The teams scratching and clawing during conference tournaments are fighting for that chance just to get in. For many coaches and programs participating is a sense of accomplishment and advancing is even more.
Regardless whether it is a traditional powerhouse program such as Arizona, Duke, Kansas, Kentucky, North Carolina, or Syracuse or University of Delaware making their first appearance this year since 1999 the passion is the same. Whether a favorite or an underdog as long as there is a game to be played and the teams’ participating dream is still alive. With every victory it is a step closer, with a loss the sudden realization that the season, dream, and for some careers are over.

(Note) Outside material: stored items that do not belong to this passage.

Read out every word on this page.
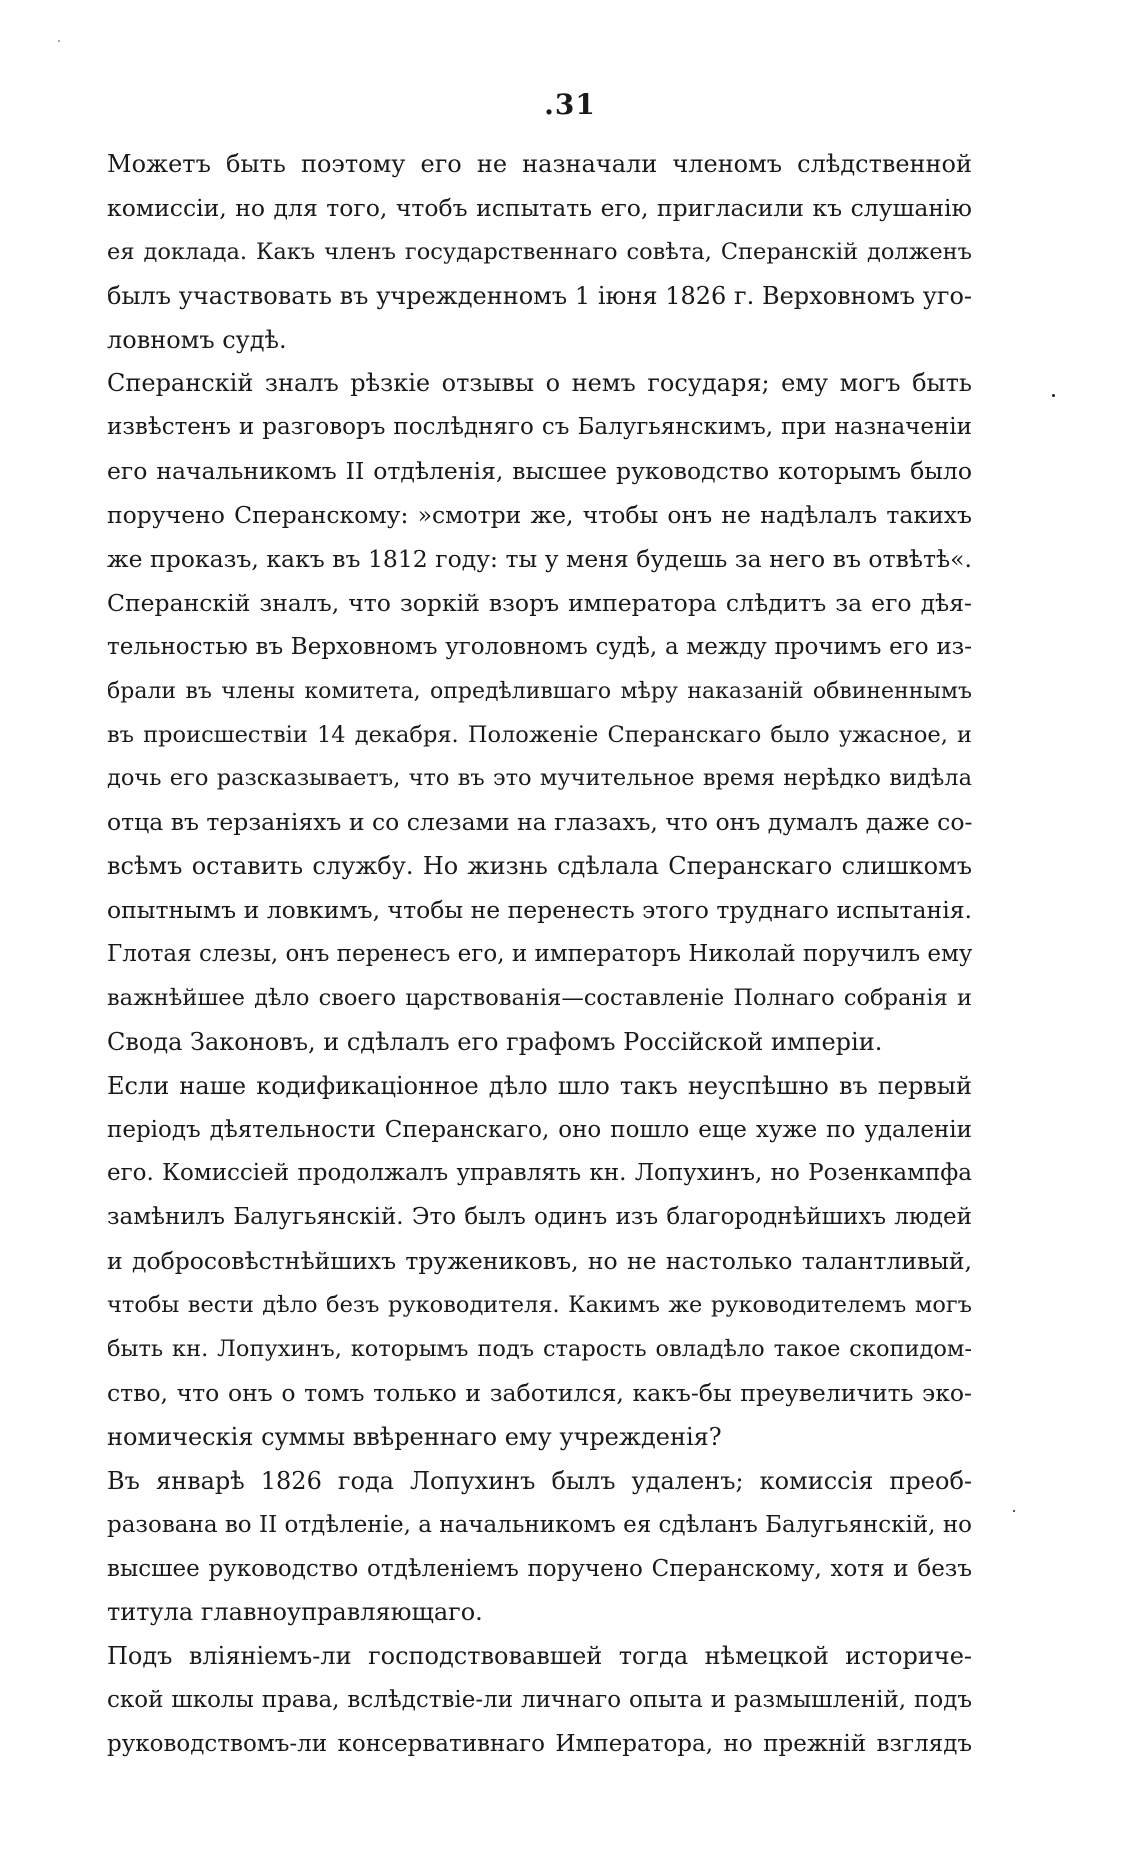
.31
Можетъ быть поэтому его не назначали членомъ слѣдственной
комиссіи, но для того, чтобъ испытать его, пригласили къ слушанію
ея доклада. Какъ членъ государственнаго совѣта, Сперанскій долженъ
былъ участвовать въ учрежденномъ 1 іюня 1826 г. Верховномъ уго-
ловномъ судѣ.
Сперанскій зналъ рѣзкіе отзывы о немъ государя; ему могъ быть
извѣстенъ и разговоръ послѣдняго съ Балугьянскимъ, при назначеніи
его начальникомъ II отдѣленія, высшее руководство которымъ было
поручено Сперанскому: »смотри же, чтобы онъ не надѣлалъ такихъ
же проказъ, какъ въ 1812 году: ты у меня будешь за него въ отвѣтѣ«.
Сперанскій зналъ, что зоркій взоръ императора слѣдитъ за его дѣя-
тельностью въ Верховномъ уголовномъ судѣ, а между прочимъ его из-
брали въ члены комитета, опредѣлившаго мѣру наказаній обвиненнымъ
въ происшествіи 14 декабря. Положеніе Сперанскаго было ужасное, и
дочь его разсказываетъ, что въ это мучительное время нерѣдко видѣла
отца въ терзаніяхъ и со слезами на глазахъ, что онъ думалъ даже со-
всѣмъ оставить службу. Но жизнь сдѣлала Сперанскаго слишкомъ
опытнымъ и ловкимъ, чтобы не перенесть этого труднаго испытанія.
Глотая слезы, онъ перенесъ его, и императоръ Николай поручилъ ему
важнѣйшее дѣло своего царствованія—составленіе Полнаго собранія и
Свода Законовъ, и сдѣлалъ его графомъ Россійской имперіи.
Если наше кодификаціонное дѣло шло такъ неуспѣшно въ первый
періодъ дѣятельности Сперанскаго, оно пошло еще хуже по удаленіи
его. Комиссіей продолжалъ управлять кн. Лопухинъ, но Розенкампфа
замѣнилъ Балугьянскій. Это былъ одинъ изъ благороднѣйшихъ людей
и добросовѣстнѣйшихъ тружениковъ, но не настолько талантливый,
чтобы вести дѣло безъ руководителя. Какимъ же руководителемъ могъ
быть кн. Лопухинъ, которымъ подъ старость овладѣло такое скопидом-
ство, что онъ о томъ только и заботился, какъ-бы преувеличить эко-
номическія суммы ввѣреннаго ему учрежденія?
Въ январѣ 1826 года Лопухинъ былъ удаленъ; комиссія преоб-
разована во II отдѣленіе, а начальникомъ ея сдѣланъ Балугьянскій, но
высшее руководство отдѣленіемъ поручено Сперанскому, хотя и безъ
титула главноуправляющаго.
Подъ вліяніемъ-ли господствовавшей тогда нѣмецкой историче-
ской школы права, вслѣдствіе-ли личнаго опыта и размышленій, подъ
руководствомъ-ли консервативнаго Императора, но прежній взглядъ
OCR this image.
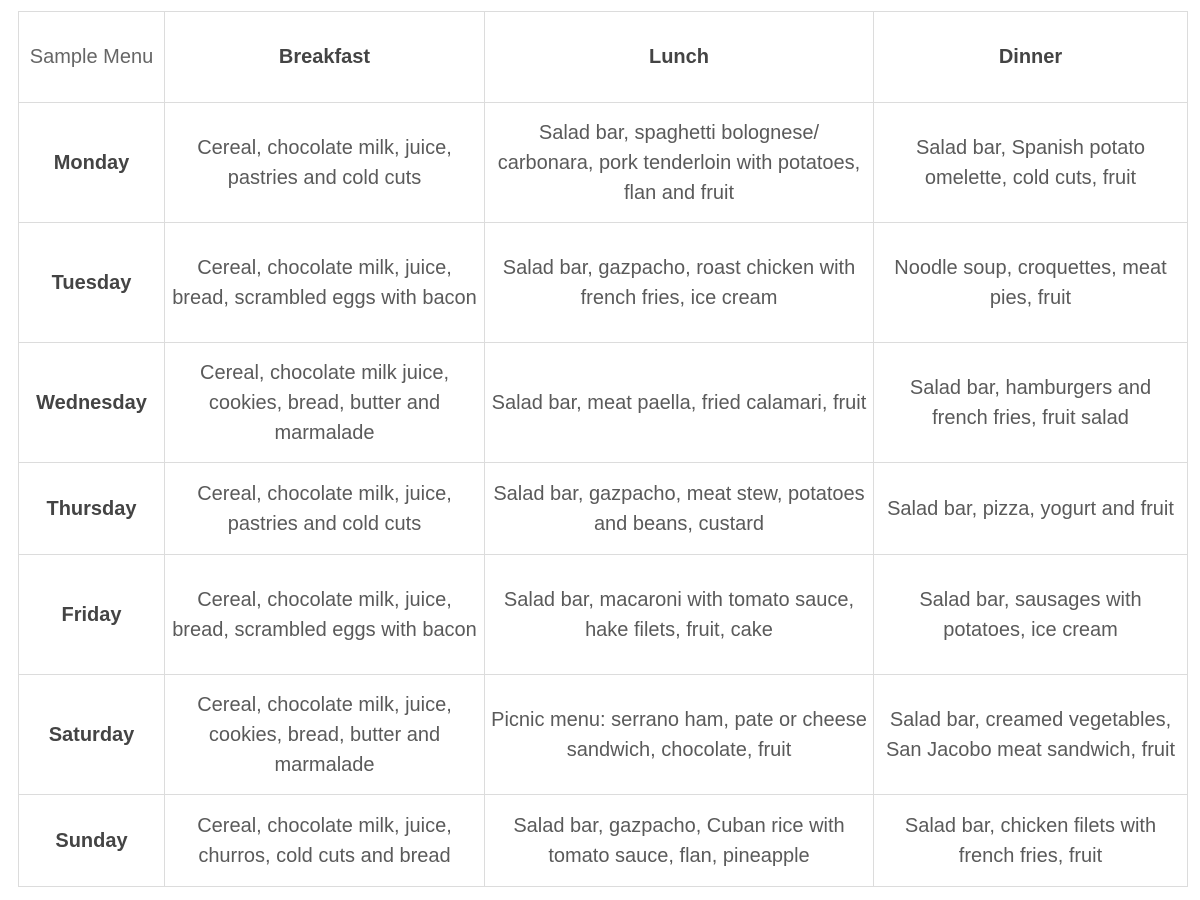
Sample Menu	Breakfast	Lunch	Dinner
Monday	Cereal, chocolate milk, juice, pastries and cold cuts	Salad bar, spaghetti bolognese/ carbonara, pork tenderloin with potatoes, flan and fruit	Salad bar, Spanish potato omelette, cold cuts, fruit
Tuesday	Cereal, chocolate milk, juice, bread, scrambled eggs with bacon	Salad bar, gazpacho, roast chicken with french fries, ice cream	Noodle soup, croquettes, meat pies, fruit
Wednesday	Cereal, chocolate milk juice, cookies, bread, butter and marmalade	Salad bar, meat paella, fried calamari, fruit	Salad bar, hamburgers and french fries, fruit salad
Thursday	Cereal, chocolate milk, juice, pastries and cold cuts	Salad bar, gazpacho, meat stew, potatoes and beans, custard	Salad bar, pizza, yogurt and fruit
Friday	Cereal, chocolate milk, juice, bread, scrambled eggs with bacon	Salad bar, macaroni with tomato sauce, hake filets, fruit, cake	Salad bar, sausages with potatoes, ice cream
Saturday	Cereal, chocolate milk, juice, cookies, bread, butter and marmalade	Picnic menu: serrano ham, pate or cheese sandwich, chocolate, fruit	Salad bar, creamed vegetables, San Jacobo meat sandwich, fruit
Sunday	Cereal, chocolate milk, juice, churros, cold cuts and bread	Salad bar, gazpacho, Cuban rice with tomato sauce, flan, pineapple	Salad bar, chicken filets with french fries, fruit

|Andre Miller and Rick Majerus|
I was in attendance in San Antonio, TX at the 1998 Final Four. Kentucky defeated Utah in the National Title Game. Utah was lead by the late Rick Majerus and current Washington Wizards point guard Andre Miller. It was the third year in a row and the fourth time in six years Kentucky eliminated Majerus and Utah from the tournament. This time it was for all the marbles.
After the game Majerus expressed how difficult it is at a school such as Utah to recruit players talented enough to compete for a championship. He felt that game was for all the former players at Utah including former player Keith Van Horn (Utah ’97) who had a nine-year NBA career and he knew the chances of him getting back to that point would be difficult. Since 1998 Utah has made seven trips to the NCAA Tournament, reaching the Sweet 16 in 2005.
The Wichita State Shockers are in a similar situation in this year’s tournament. After surprisingly getting to the Final Four in 2013, the Shockers finished the 2013-14 regular season undefeated (34-0). The first time a school as entered the tournament undefeated since UNLV in 1991. Wichita State’s players, coaches, fans, alumni, and basketball community realize that another Shockers team may not repeat what this team has accomplished.
The schools that are favored to compete for a championship have to deal with the pressure that comes with it. The name on the front of the jersey represents the history of the program and what others before them have accomplished. Even when they should not be favored and the talent gap between them and their opponent is not as wide as perceived, knocking off one of those programs by a school not as heralded are the moments we remember. On a neutral court in a single elimination tournament it doesn’t matter who we think is better it is about who is the best that day.
The passion, pageantry, close games, and stories are what make the NCAA Tournament so special. For a college student-athlete whose main responsibilities are to go to class and play basketball, their sport is what they are emotionally invested in. They are not adults with the responsibilities that come with being one. The extremes of emotions win or lose in many instances cannot be contained.
As fans we can feel the intensity through the television and it is what makes it different from any other sporting event. Over the last 30 plus years television coverage of college basketball has increased. From the sound of the trumpet that cues the intro music to coverage of the games, musical montages and highlights capturing the moments, seeing the raw emotion of players, coaches, and fans is all part of what makes the tournament great. This is why we love it. We see dreams fulfilled and Cinderella stories end.
Marquee players don’t stay in school as long and college basketball has a different landscape then it did many years ago. But it doesn’t take away interest. For fellow basketball fans lets sit back and enjoy. For those that don’t get it, hopefully this will explain what all the fuss is about. So be patient over the next three weeks as the rest of us indulge in March Madness.